For some reason parents think that children do not understand. For example, that dad has another woman, or that mom’s not interested in her husband. Perhaps such details may remain beyond the children’s understanding, but children understand that their parents are not happy. They know that mom is often in tears, and dad isn’t home. To the question about it, mom first pale, and then tells all sorts of stories.

About the fact that dad went on a business trip or that he will spend the night at grandma’s, because a lot of work. Everyone pretends that it is. The guys all feel and, of course, suffer. And they suffer from the fact that parents have to lie, what a joy that was before their house, moved away, and mom and dad not to them. Note that only enough of the parents concerns lessons, putting money on dinners, clubs and the like.

Possible for some time to imagine the life of a little boy or girl. The feelings that they are experiencing. Instead of going on hikes in the Park, circus, fun competitions with dad or mom on bicycles or skates, boring evening gatherings at the TV, with parents muttering, “leave me alone, don’t you see I’m tired?” or “you’re great, he needs to play.” And such a life for the kids?

The child does not always understand, but always picks up, feels lies in the relationship. Often small children ascribe blame yourself, or think you can do something to affect it. Parents can reinforce this feeling is the baby. When mom yells in despair at his son, though all the words that she says and wants to say is addressed to the spouse.

Or when the Pope, in a rage burns with the words little daughter: “You’re as clumsy as your mother!” Children hear that they are not such as need and it’s not like their parents, which leads to quarrels and family drama. Parents do not explain that breaks down on them because they don’t want to discuss the most important issues with your partner.

Sometimes children can assume responsibility for the feelings and even the attitude of parents. Notice that if they behave a certain way of family quarrels cease, at least temporarily. For example, if they start to misbehave or do poorly in school. Then parents unite together and solve these problems.

Another child may notice the same changes in the behavior of parents as a result of his illness. Or the other extreme. The child is trying very hard to be good, obedient, not to cause trouble to his parents so they didn’t fight for him. And, then he is deprived of spontaneity, immediacy, which is a child entity. Turns into a little old man.

The child becomes the rescuer of the relationship of parents with their families. Teenagers in their own way doing it. They can throw in different extremes, and so peculiar to this age. To stop the quarrel between the parents, and to unite them in the fight for it. For example, against “bad company” — ready or emo, or against his drinking and drug abuse. Or maybe sick that parents are treated together. Son or daughter, not realizing sacrificed for the sake of “saving the family”.

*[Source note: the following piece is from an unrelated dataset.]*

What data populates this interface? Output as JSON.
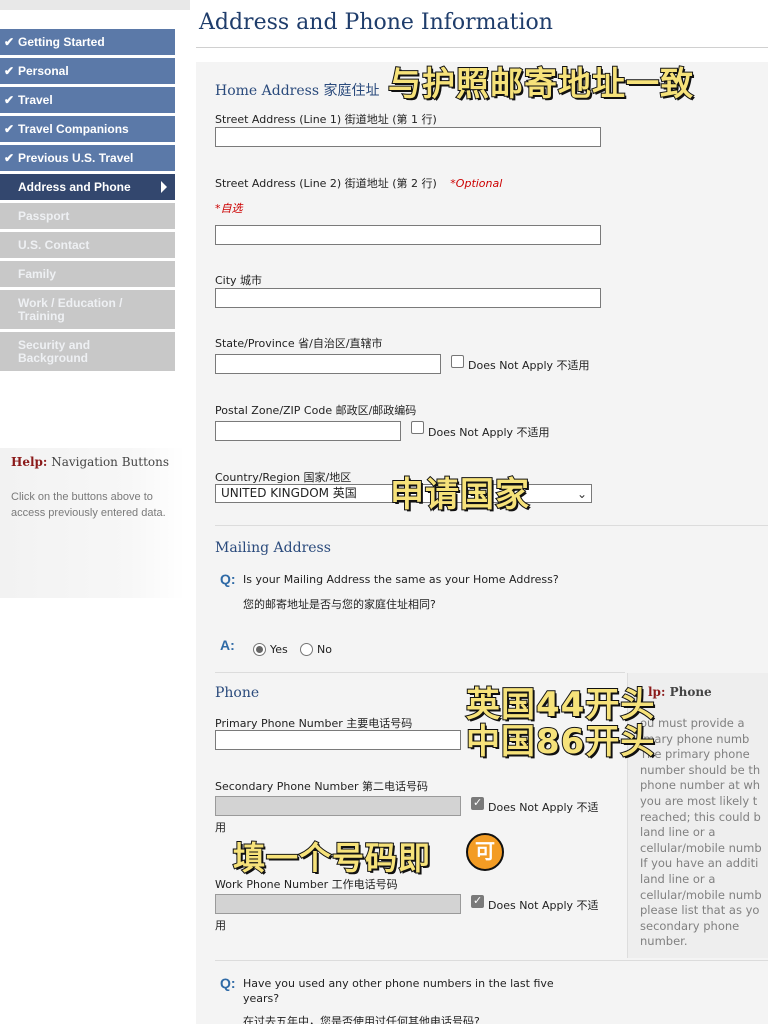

I talked to older from such a childhood, about their childhood. Many of them did not understand why parents make sacrifices and their happiness for the sake of “saving the family”. Maybe it’s just an excuse not to risk and not to change something in their lives and in their relationships or fear of being alone?

But, you can also start with a simple conversation, to clarify what the family can and should change, how to do it, so all was warm and cozy in a shared house.

In recent times many people take the risk of seeking to family psychologists. Why run the risk? Because it is not accepted, it is not clear, not known. And their risk is justified, they again regain the lost understanding and love. But in this case if both partners are willing to change and it’s not too late.